Districts that had performed physical infrastructure upgrades were less affected by the physical constraints. Our results suggest that investments in technology (hard, human-made infrastructure, e.g. water piping systems) and institutional capacity (soft, human-made infrastructure, e.g. rules for transactions) are necessary steps for enabling other institutional changes (Baggio et al. 2016). For example, helping districts invest in piped systems is an initial step toward building a leasing program that could reduce risks and build trust between buyers and sellers. Designing transaction programs that provide complementary services such as adjudicating water rights in exchange for development of local water leasing rules may help reduce perceived risks.
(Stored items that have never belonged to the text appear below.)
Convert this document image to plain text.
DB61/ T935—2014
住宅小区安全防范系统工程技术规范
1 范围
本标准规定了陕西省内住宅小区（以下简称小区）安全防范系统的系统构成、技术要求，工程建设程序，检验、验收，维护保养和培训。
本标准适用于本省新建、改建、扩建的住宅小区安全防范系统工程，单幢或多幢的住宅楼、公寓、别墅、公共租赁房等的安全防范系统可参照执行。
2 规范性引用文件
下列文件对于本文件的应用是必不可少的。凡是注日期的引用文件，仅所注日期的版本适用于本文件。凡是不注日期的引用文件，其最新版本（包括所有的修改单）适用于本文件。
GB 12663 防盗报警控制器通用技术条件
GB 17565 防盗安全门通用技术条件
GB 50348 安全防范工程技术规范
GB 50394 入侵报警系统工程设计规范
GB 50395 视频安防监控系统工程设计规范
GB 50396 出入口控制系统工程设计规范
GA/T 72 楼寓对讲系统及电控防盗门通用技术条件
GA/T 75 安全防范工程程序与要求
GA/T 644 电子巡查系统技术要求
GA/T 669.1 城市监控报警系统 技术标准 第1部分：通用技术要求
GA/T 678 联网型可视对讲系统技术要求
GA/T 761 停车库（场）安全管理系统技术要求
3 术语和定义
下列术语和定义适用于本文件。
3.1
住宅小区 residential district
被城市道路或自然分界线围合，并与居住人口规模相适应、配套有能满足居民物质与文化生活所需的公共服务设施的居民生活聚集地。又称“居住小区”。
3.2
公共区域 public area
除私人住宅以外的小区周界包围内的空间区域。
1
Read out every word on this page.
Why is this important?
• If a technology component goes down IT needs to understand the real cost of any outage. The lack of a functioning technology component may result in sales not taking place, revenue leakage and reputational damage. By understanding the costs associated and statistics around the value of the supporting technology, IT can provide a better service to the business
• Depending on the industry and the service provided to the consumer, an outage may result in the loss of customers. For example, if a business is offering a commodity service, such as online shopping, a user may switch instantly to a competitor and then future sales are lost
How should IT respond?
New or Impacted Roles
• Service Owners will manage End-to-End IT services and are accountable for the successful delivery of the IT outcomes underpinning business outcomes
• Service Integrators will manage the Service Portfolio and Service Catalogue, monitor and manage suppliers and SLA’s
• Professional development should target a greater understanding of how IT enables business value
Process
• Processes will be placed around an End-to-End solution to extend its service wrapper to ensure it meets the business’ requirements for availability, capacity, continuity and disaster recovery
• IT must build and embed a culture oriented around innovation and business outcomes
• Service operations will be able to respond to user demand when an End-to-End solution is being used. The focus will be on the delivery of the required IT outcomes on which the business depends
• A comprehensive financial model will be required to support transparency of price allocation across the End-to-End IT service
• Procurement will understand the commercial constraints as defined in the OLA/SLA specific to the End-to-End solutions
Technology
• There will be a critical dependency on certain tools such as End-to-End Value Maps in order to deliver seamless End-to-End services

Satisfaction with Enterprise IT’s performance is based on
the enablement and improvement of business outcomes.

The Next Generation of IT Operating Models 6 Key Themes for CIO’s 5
These kinds of integrative strategies help build upon existing institutions rather than replacing them (Meinzen-Dick 2007).
The objective of this study was to increase our understanding of PES-type program integration across different CPRM institutions in a developed country. Specifically, we wanted to better understand the diversity and potential influence of irrigation districts on water transactions for instream flows in Oregon. Our finding that districts have different responses to external institutional changes, and that those differentiated responses have (re)shaped the intended outcomes of water transactions, aligns with both theory and empirical findings on institutional change (North 1990; Ostrom 2008). Differential responses to transactions across districts in this study represent a range of different priorities, existing resource and user conditions, and perspectives on the future. As such, there may often be a need to better adapt incentive-based PES programs in ways that match local institutions and conditions.
Understanding districts as CPRM institutions is operationally important to PES program designs because it demonstrates that intermediary institutions shape incentives and add to the rules framing participation in PES programs (Heinmiller 2009; German and Keeler 2010; Hayes et al. 2015). This raises questions about how much influence local institutions have on individuals’ resource management decisions, a topic on which more research would be welcome. We would expect to find variation in the amount, type, effectiveness and direction of influence exerted by districts on water users.